Vacuna de AstraZeneca: ISP dice que no hay evidencia suficiente para atribuir riesgo de coágulos
El organismo señaló este viernes que "no se justifica la adopción de alguna medida sanitaria en nuestro país" y recordó que la vacuna fue autorizada para su uso de emergencia, "pero aún no se ha dado inicio a su importación, distribución y uso”.
Viernes 12 de marzo de 2021 | 16:11
Tras el anuncio de la suspensión temporal del uso de la vacuna contra el COVID-19 de AstraZeneca en algunos países miembros de la Unión Europea, el Instituto de Salud Pública de Chile (ISP) informó que solicitó antecedentes al laboratorio farmacéutico.
Desde el organismo señalaron que se realizó un análisis de los datos de seguridad de más de 10 millones de registros, sin demostrar evidencia de un mayor riesgo de embolia pulmonar o trombosis venosa en los grupos vacunados.

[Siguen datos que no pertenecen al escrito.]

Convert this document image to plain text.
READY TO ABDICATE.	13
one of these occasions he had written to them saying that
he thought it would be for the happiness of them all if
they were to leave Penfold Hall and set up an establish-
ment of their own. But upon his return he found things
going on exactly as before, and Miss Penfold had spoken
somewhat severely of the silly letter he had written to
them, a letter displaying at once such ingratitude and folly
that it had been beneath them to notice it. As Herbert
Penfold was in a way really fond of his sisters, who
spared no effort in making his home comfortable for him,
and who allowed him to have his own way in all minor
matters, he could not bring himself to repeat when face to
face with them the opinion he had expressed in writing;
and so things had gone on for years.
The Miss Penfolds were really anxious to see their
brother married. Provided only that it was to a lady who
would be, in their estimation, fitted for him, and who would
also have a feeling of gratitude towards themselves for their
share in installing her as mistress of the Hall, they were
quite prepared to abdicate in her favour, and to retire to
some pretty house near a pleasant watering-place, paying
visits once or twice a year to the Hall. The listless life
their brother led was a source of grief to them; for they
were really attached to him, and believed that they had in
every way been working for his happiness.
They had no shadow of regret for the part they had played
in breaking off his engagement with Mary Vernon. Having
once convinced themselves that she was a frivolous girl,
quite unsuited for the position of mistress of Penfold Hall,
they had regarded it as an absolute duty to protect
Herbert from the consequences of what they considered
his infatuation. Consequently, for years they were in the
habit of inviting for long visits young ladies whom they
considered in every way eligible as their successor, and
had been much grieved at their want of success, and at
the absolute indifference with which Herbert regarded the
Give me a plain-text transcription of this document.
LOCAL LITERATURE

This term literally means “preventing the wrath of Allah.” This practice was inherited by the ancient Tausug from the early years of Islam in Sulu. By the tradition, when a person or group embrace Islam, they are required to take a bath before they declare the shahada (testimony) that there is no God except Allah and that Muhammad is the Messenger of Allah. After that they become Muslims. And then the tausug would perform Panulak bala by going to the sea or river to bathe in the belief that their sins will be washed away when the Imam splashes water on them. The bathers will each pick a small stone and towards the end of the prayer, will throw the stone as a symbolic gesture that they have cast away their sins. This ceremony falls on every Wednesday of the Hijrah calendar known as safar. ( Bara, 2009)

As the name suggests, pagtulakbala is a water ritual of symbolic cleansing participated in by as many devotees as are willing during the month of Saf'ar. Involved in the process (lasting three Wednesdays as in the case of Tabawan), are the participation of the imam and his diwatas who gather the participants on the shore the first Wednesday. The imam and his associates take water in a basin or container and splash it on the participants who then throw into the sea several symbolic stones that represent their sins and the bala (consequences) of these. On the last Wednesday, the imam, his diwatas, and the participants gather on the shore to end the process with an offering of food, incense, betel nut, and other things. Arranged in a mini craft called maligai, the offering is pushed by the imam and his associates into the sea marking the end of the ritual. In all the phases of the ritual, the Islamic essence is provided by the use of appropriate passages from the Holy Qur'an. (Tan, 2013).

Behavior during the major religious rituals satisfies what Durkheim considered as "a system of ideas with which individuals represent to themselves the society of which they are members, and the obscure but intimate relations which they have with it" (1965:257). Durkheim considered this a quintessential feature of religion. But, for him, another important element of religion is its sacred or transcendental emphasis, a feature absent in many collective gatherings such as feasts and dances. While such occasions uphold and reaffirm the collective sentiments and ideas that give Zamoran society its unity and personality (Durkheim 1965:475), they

En paralelo, el ISP detalló que se tomó contacto con la Agencia Europea del Medicamento (EMA) “desde donde se ha señalado que no hay indicios de que la vacunación haya causado los eventos presentados y que corresponden a un lote especifico reportado por Austria, país que, de manera preventiva, suspendió su uso mientras investiga dos eventos de reacciones presuntamente atribuibles a la inoculación”.
“Según se ha informado en algunos medios, otros países, entre ellos Dinamarca, Italia y Noruega, han procedido a su vez a suspender la inmunización con esta vacuna, a la espera de los resultados de la investigación”, agregan en un comunicado.
Además se recalca que “la posición del comité de seguridad de la Agencia Europea de Medicamentos (EMA) es que los beneficios de la vacuna superan sus riesgos y la vacuna puede continuar administrándose, mientras se realiza la investigación de los casos de eventos tromboembólicos. En esta misma línea, las agencias de España, Reino Unido, Francia y Australia, continúan su programa de inmunización con la vacuna SARS CoV-2 de AstraZeneca”.
Para concluir, el ISP aseguró que “actualmente no existe evidencia suficiente para asegurar que los eventos tromboembólicos presentados estén asociados a la administración de la vacuna, por lo que no se justifica la adopción de alguna medida sanitaria en nuestro país. Cabe recordar que esta vacuna fue autorizada provisionalmente para su uso de emergencia en Chile, pero aún no se ha dado inicio a su importación, distribución y uso”.
Al respecto el director (S) del ISP, Heriberto García, reiteró la importancia de la notificación de los ESAVI al Centro Nacional de Farmacovigilancia del Instituto, ya que esos datos, permiten respaldar la toma de decisiones con todas las vacunas.
“Los profesionales de la salud que trabajen en un centro asistencial y que tengan conocimiento de la presentación de un ESAVI, deben enviar el reporte directamente al Centro Nacional de Farmacovigilancia del ISP, dentro de los plazos establecidos”, explicó.